Œuvre dense aux multiples points de vue, Rebel arrive à condenser les destins de tous ses protagonistes en un peu plus de deux heures, en tirant le meilleur de ses archétypes. De la mère courage au héros désavoué en passant par la descente aux enfers du petit frère en quête de repères, les réalisateurs donnent du cœur à des héros tourmentés subissant les foudres d’une impalpable destinée divine. Chapitré en poèmes arabes, Rebel prend alors la forme d’un conte amer, une réinterprétation personnelle et désespérée des Milles et Une Nuits. En son sein résidant plusieurs merveilles : des moments musicaux où les personnages se livrent et tentent de retrouver un havre de paix. Des instants de pure humanité, dont la grâce des chorégraphies et la poésie des textes apaisent le cœur entre deux séquences d’horreur.

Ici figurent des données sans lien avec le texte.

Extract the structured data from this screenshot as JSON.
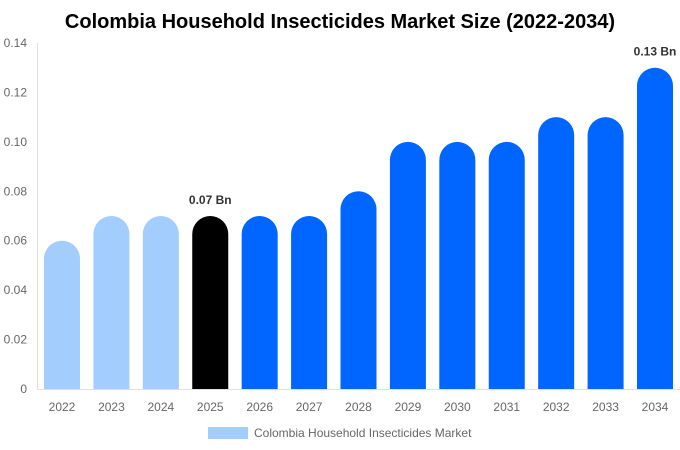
{
  "chart_data": {
    "type": "bar",
    "title": "Colombia Household Insecticides Market Size (2022-2034)",
    "categories": [
      "2022",
      "2023",
      "2024",
      "2025",
      "2026",
      "2027",
      "2028",
      "2029",
      "2030",
      "2031",
      "2032",
      "2033",
      "2034"
    ],
    "series": [
      {
        "name": "Colombia Household Insecticides Market",
        "values": [
          0.06,
          0.07,
          0.07,
          0.07,
          0.07,
          0.07,
          0.08,
          0.1,
          0.1,
          0.1,
          0.11,
          0.11,
          0.13
        ]
      }
    ],
    "bar_colors": [
      "#a3cdfd",
      "#a3cdfd",
      "#a3cdfd",
      "#000000",
      "#0066ff",
      "#0066ff",
      "#0066ff",
      "#0066ff",
      "#0066ff",
      "#0066ff",
      "#0066ff",
      "#0066ff",
      "#0066ff"
    ],
    "data_labels": [
      {
        "category": "2025",
        "text": "0.07 Bn"
      },
      {
        "category": "2034",
        "text": "0.13 Bn"
      }
    ],
    "yticks": [
      "0",
      "0.02",
      "0.04",
      "0.06",
      "0.08",
      "0.10",
      "0.12",
      "0.14"
    ],
    "ylim": [
      0,
      0.14
    ],
    "xlabel": "",
    "ylabel": "",
    "grid": false,
    "legend_position": "bottom",
    "legend_color": "#a3cdfd"
  }
}
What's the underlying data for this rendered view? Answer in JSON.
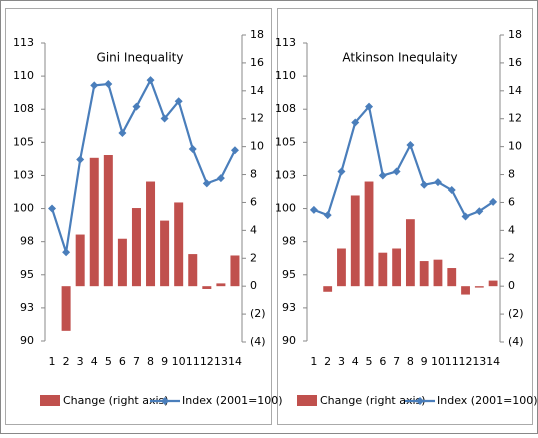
{
  "chart_data": [
    {
      "type": "combo",
      "title": "Gini Inequality",
      "categories": [
        1,
        2,
        3,
        4,
        5,
        6,
        7,
        8,
        9,
        10,
        11,
        12,
        13,
        14
      ],
      "series": [
        {
          "name": "Change (right axis)",
          "type": "bar",
          "axis": "y2",
          "color": "#c0504d",
          "values": [
            null,
            -3.2,
            3.7,
            9.2,
            9.4,
            3.4,
            5.6,
            7.5,
            4.7,
            6.0,
            2.3,
            -0.2,
            0.2,
            2.2
          ]
        },
        {
          "name": "Index (2001=100)",
          "type": "line",
          "color": "#4a7ebb",
          "values": [
            100,
            96.7,
            103.7,
            109.3,
            109.4,
            105.7,
            107.7,
            109.7,
            106.8,
            108.1,
            104.5,
            101.9,
            102.3,
            104.4
          ]
        }
      ],
      "ylim": [
        90,
        112.5
      ],
      "yticks": [
        90,
        {
          "value": 92.5,
          "label": "93"
        },
        95,
        {
          "value": 97.5,
          "label": "98"
        },
        100,
        {
          "value": 102.5,
          "label": "103"
        },
        105,
        {
          "value": 107.5,
          "label": "108"
        },
        110,
        {
          "value": 112.5,
          "label": "113"
        }
      ],
      "y2lim": [
        -4,
        18
      ],
      "y2ticks": [
        {
          "value": -4,
          "label": "(4)"
        },
        {
          "value": -2,
          "label": "(2)"
        },
        0,
        2,
        4,
        6,
        8,
        10,
        12,
        14,
        16,
        18
      ]
    },
    {
      "type": "combo",
      "title": "Atkinson Inequlaity",
      "categories": [
        1,
        2,
        3,
        4,
        5,
        6,
        7,
        8,
        9,
        10,
        11,
        12,
        13,
        14
      ],
      "series": [
        {
          "name": "Change (right axis)",
          "type": "bar",
          "axis": "y2",
          "color": "#c0504d",
          "values": [
            null,
            -0.4,
            2.7,
            6.5,
            7.5,
            2.4,
            2.7,
            4.8,
            1.8,
            1.9,
            1.3,
            -0.6,
            -0.1,
            0.4
          ]
        },
        {
          "name": "Index (2001=100)",
          "type": "line",
          "color": "#4a7ebb",
          "values": [
            99.9,
            99.5,
            102.8,
            106.5,
            107.7,
            102.5,
            102.8,
            104.8,
            101.8,
            102.0,
            101.4,
            99.4,
            99.8,
            100.5
          ]
        }
      ],
      "ylim": [
        90,
        112.5
      ],
      "yticks": [
        90,
        {
          "value": 92.5,
          "label": "93"
        },
        95,
        {
          "value": 97.5,
          "label": "98"
        },
        100,
        {
          "value": 102.5,
          "label": "103"
        },
        105,
        {
          "value": 107.5,
          "label": "108"
        },
        110,
        {
          "value": 112.5,
          "label": "113"
        }
      ],
      "y2lim": [
        -4,
        18
      ],
      "y2ticks": [
        {
          "value": -4,
          "label": "(4)"
        },
        {
          "value": -2,
          "label": "(2)"
        },
        0,
        2,
        4,
        6,
        8,
        10,
        12,
        14,
        16,
        18
      ]
    }
  ]
}
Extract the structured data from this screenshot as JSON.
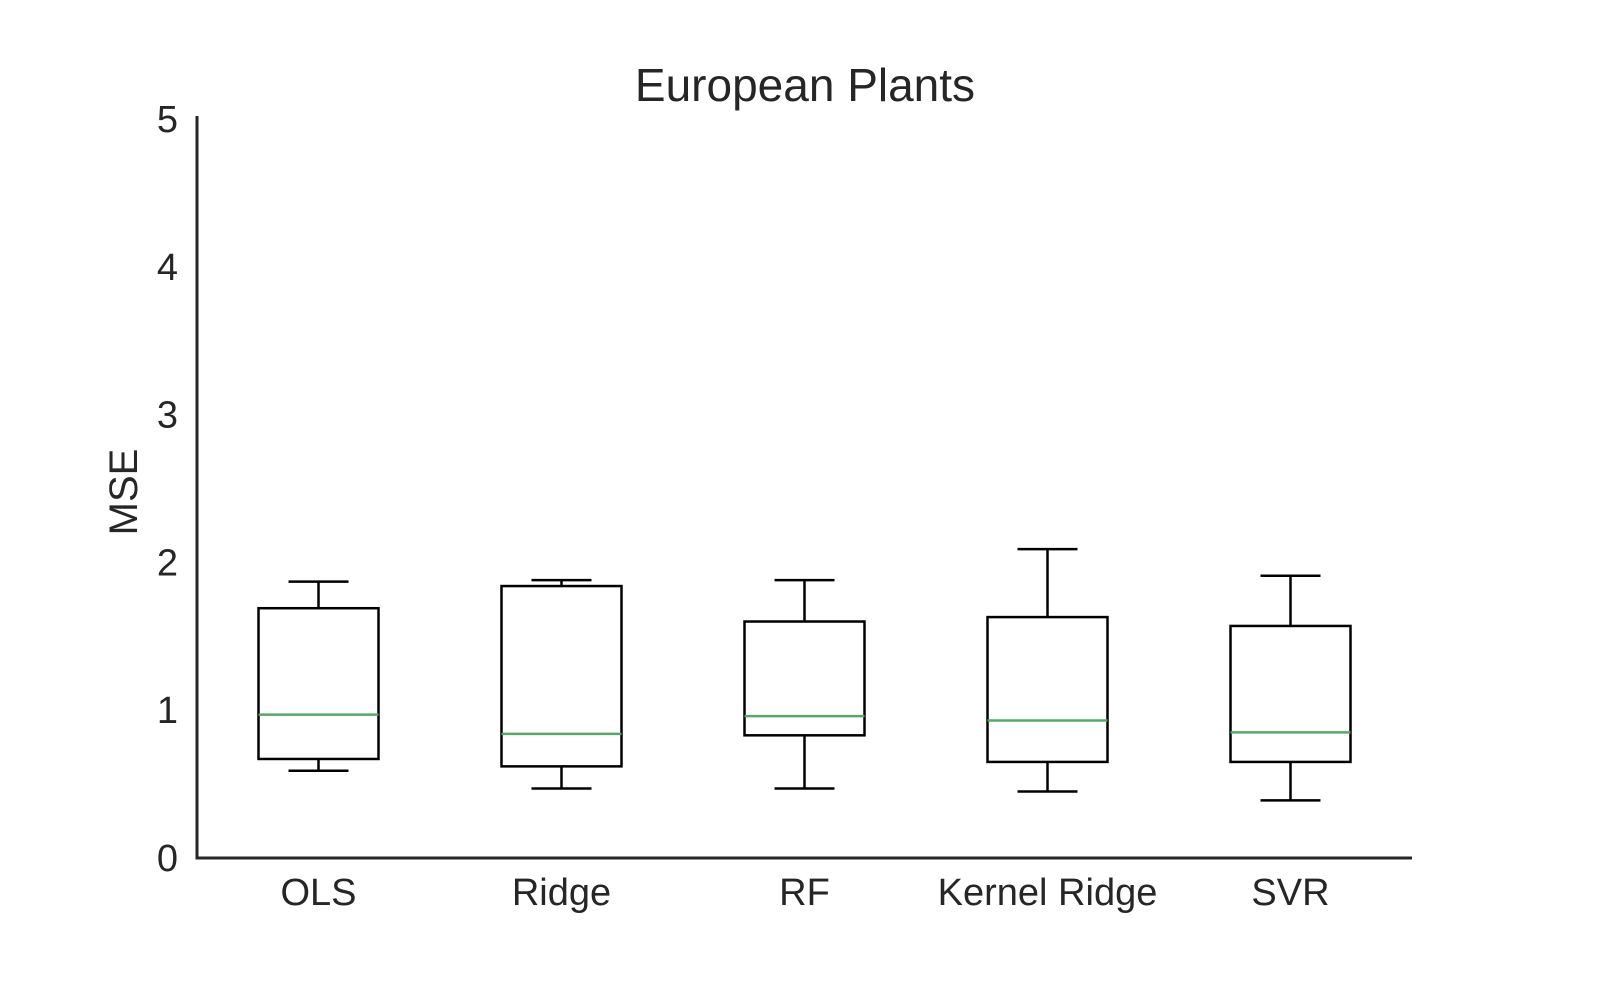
{
  "chart_data": {
    "type": "box",
    "title": "European Plants",
    "xlabel": "",
    "ylabel": "MSE",
    "ylim": [
      0,
      5
    ],
    "yticks": [
      0,
      1,
      2,
      3,
      4,
      5
    ],
    "grid": false,
    "median_color": "#55a868",
    "box_color": "#000000",
    "categories": [
      "OLS",
      "Ridge",
      "RF",
      "Kernel Ridge",
      "SVR"
    ],
    "boxes": [
      {
        "label": "OLS",
        "whisker_low": 0.59,
        "q1": 0.67,
        "median": 0.97,
        "q3": 1.69,
        "whisker_high": 1.87
      },
      {
        "label": "Ridge",
        "whisker_low": 0.47,
        "q1": 0.62,
        "median": 0.84,
        "q3": 1.84,
        "whisker_high": 1.88
      },
      {
        "label": "RF",
        "whisker_low": 0.47,
        "q1": 0.83,
        "median": 0.96,
        "q3": 1.6,
        "whisker_high": 1.88
      },
      {
        "label": "Kernel Ridge",
        "whisker_low": 0.45,
        "q1": 0.65,
        "median": 0.93,
        "q3": 1.63,
        "whisker_high": 2.09
      },
      {
        "label": "SVR",
        "whisker_low": 0.39,
        "q1": 0.65,
        "median": 0.85,
        "q3": 1.57,
        "whisker_high": 1.91
      }
    ]
  }
}
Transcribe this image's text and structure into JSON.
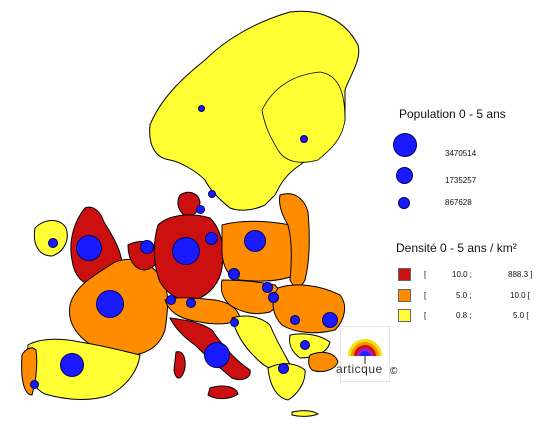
{
  "legend_population": {
    "title": "Population 0 - 5 ans",
    "values": [
      "3470514",
      "1735257",
      "867628"
    ]
  },
  "legend_density": {
    "title": "Densité 0 - 5 ans / km²",
    "classes": [
      {
        "open": "[",
        "low": "10.0 ;",
        "high": "888.3 ]",
        "color": "#cc1010"
      },
      {
        "open": "[",
        "low": "5.0 ;",
        "high": "10.0 [",
        "color": "#ff8c00"
      },
      {
        "open": "[",
        "low": "0.8 ;",
        "high": "5.0 [",
        "color": "#ffff33"
      }
    ]
  },
  "logo": {
    "text": "articque",
    "copyright": "©"
  },
  "colors": {
    "bubble": "#1a1aff",
    "border": "#000000",
    "background": "#ffffff"
  }
}
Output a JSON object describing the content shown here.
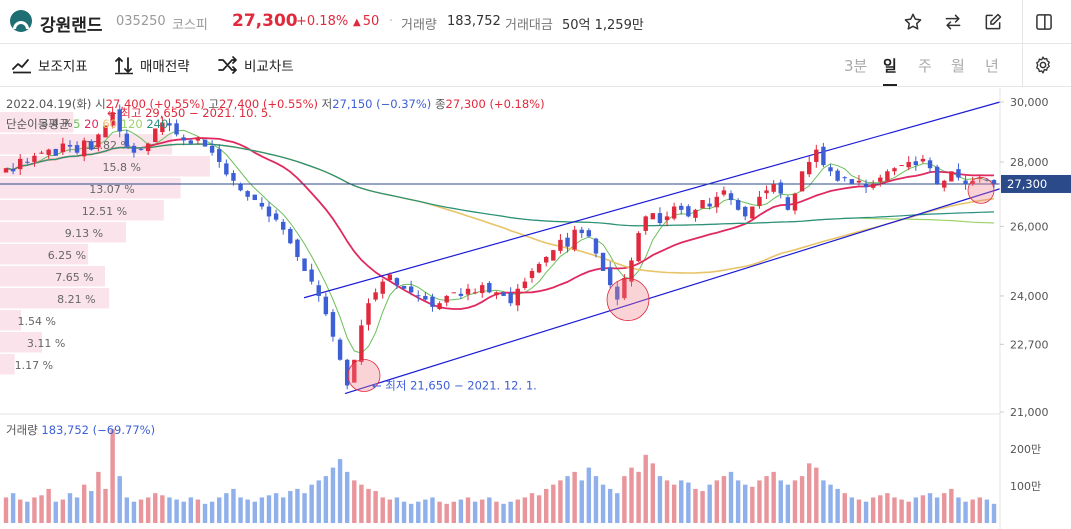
{
  "header": {
    "name": "강원랜드",
    "code": "035250",
    "market": "코스피",
    "price": "27,300",
    "change_pct": "+0.18%",
    "change_icon": "up-triangle",
    "change_amount": "50",
    "volume_label": "거래량",
    "volume": "183,752",
    "amount_label": "거래대금",
    "amount": "50억 1,259만",
    "icons": [
      "star-icon",
      "swap-icon",
      "edit-icon",
      "panel-icon"
    ]
  },
  "toolbar": {
    "indicator_label": "보조지표",
    "strategy_label": "매매전략",
    "compare_label": "비교차트",
    "periods": [
      "3분",
      "일",
      "주",
      "월",
      "년"
    ],
    "active_period": "일",
    "settings_icon": "gear-icon"
  },
  "chart_info": {
    "date": "2022.04.19(화)",
    "open_label": "시",
    "open": "27,400 (+0.55%)",
    "high_label": "고",
    "high": "27,400 (+0.55%)",
    "low_label": "저",
    "low": "27,150 (−0.37%)",
    "close_label": "종",
    "close": "27,300 (+0.18%)",
    "ma_label": "단순이동평균",
    "ma_periods": [
      "5",
      "20",
      "60",
      "120",
      "240"
    ],
    "volume_label": "거래량",
    "volume_value": "183,752 (−69.77%)"
  },
  "annotations": {
    "high": "최고 29,650 − 2021. 10. 5.",
    "low": "최저 21,650 − 2021. 12. 1."
  },
  "current_price_tag": "27,300",
  "colors": {
    "up": "#e0293c",
    "down": "#3d5fd6",
    "vol_up": "#e8959b",
    "vol_down": "#8fb0ea",
    "ma5": "#6cbf5a",
    "ma20": "#e0295f",
    "ma60": "#e8c468",
    "ma120": "#9ed36a",
    "ma240": "#2a8f7f",
    "trend": "#1b1bd9",
    "price_line": "#2b4a8a",
    "profile": "#fbe3ec"
  },
  "chart_data": {
    "type": "candlestick",
    "y_axis": {
      "ticks": [
        "30,000",
        "28,000",
        "26,000",
        "24,000",
        "22,700",
        "21,000"
      ],
      "scale": "log"
    },
    "volume_axis": {
      "ticks": [
        "200만",
        "100만"
      ]
    },
    "volume_profile": [
      "3.4 %",
      "12.82 %",
      "15.8 %",
      "13.07 %",
      "12.51 %",
      "9.13 %",
      "6.25 %",
      "7.65 %",
      "8.21 %",
      "1.54 %",
      "3.11 %",
      "1.17 %"
    ],
    "profile_widths": [
      0.35,
      0.82,
      1.0,
      0.86,
      0.78,
      0.6,
      0.42,
      0.5,
      0.52,
      0.1,
      0.2,
      0.07
    ],
    "closes": [
      27800,
      27700,
      28100,
      28000,
      28200,
      28300,
      28400,
      28200,
      28600,
      28500,
      28300,
      28700,
      28400,
      28900,
      29200,
      29650,
      29000,
      28500,
      28300,
      28400,
      28600,
      29100,
      29300,
      29200,
      28900,
      28700,
      28600,
      28800,
      28500,
      28300,
      28000,
      27600,
      27400,
      27100,
      26900,
      26800,
      26600,
      26300,
      26200,
      25900,
      25500,
      25100,
      24700,
      24400,
      24000,
      23500,
      22900,
      22300,
      21650,
      22300,
      23200,
      23800,
      24100,
      24400,
      24600,
      24300,
      24200,
      24100,
      24000,
      23900,
      23700,
      23800,
      24000,
      24100,
      24000,
      24200,
      24100,
      24300,
      24100,
      24100,
      24000,
      23800,
      24200,
      24400,
      24700,
      24900,
      25100,
      25300,
      25600,
      25400,
      25900,
      25800,
      25700,
      25200,
      24700,
      24300,
      23900,
      24500,
      25000,
      25800,
      26300,
      26400,
      26100,
      26300,
      26600,
      26500,
      26300,
      26500,
      26800,
      26600,
      26900,
      27100,
      26800,
      26500,
      26300,
      26600,
      26900,
      27100,
      27300,
      27000,
      26500,
      27000,
      27700,
      28000,
      28400,
      27900,
      27700,
      27400,
      27500,
      27300,
      27400,
      27200,
      27300,
      27500,
      27700,
      27800,
      27900,
      28000,
      27900,
      28100,
      27800,
      27300,
      27400,
      27700,
      27500,
      27300,
      27400,
      27500,
      27400,
      27300
    ],
    "volumes": [
      60,
      70,
      55,
      50,
      60,
      65,
      80,
      50,
      55,
      70,
      60,
      90,
      75,
      120,
      80,
      220,
      110,
      60,
      50,
      55,
      60,
      70,
      65,
      60,
      55,
      50,
      60,
      55,
      45,
      50,
      60,
      70,
      80,
      60,
      55,
      50,
      60,
      65,
      70,
      60,
      75,
      80,
      70,
      90,
      100,
      110,
      130,
      150,
      120,
      100,
      90,
      80,
      75,
      60,
      55,
      60,
      50,
      45,
      50,
      55,
      60,
      50,
      45,
      50,
      55,
      60,
      50,
      55,
      60,
      50,
      45,
      50,
      55,
      60,
      70,
      65,
      80,
      90,
      100,
      110,
      120,
      100,
      130,
      110,
      90,
      80,
      70,
      110,
      130,
      120,
      160,
      140,
      110,
      100,
      90,
      100,
      95,
      80,
      75,
      90,
      100,
      110,
      120,
      100,
      90,
      85,
      100,
      110,
      120,
      100,
      90,
      100,
      110,
      140,
      130,
      100,
      90,
      80,
      70,
      60,
      55,
      50,
      60,
      65,
      70,
      60,
      55,
      50,
      60,
      65,
      70,
      60,
      70,
      80,
      60,
      50,
      55,
      60,
      55,
      45
    ]
  }
}
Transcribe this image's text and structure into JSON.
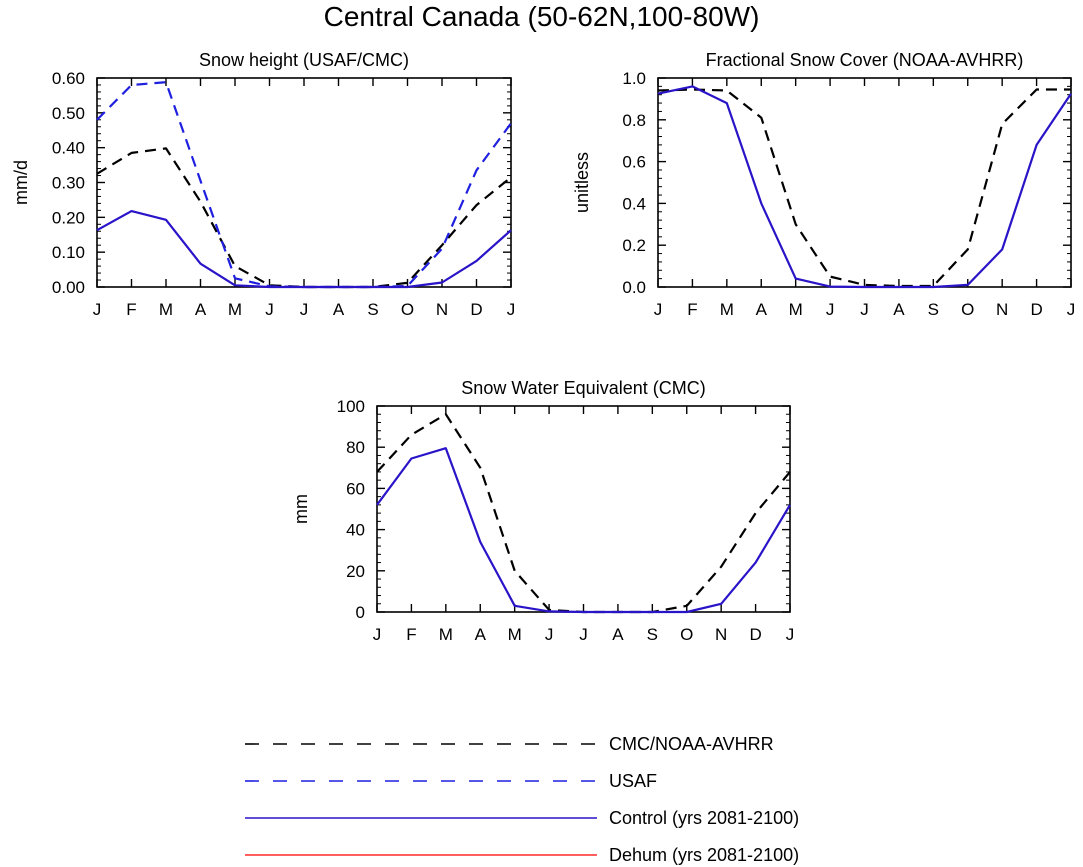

Long-métrage sombre et audacieux, Rebel est, à coup sûr, le choc de cette rentrée cinématographique. À cheval entre lyrisme, émotion et tension brute, Adil El Arbi et Bilall Fallah réalisent leur film le plus personnel, abouti et humain. Une déflagration où la force des symboles et surtout, leur juste utilisation, ravie les yeux et fend le cœur. Un immanquable en salles tant son ambition formelle en fait une expérience cruellement rare.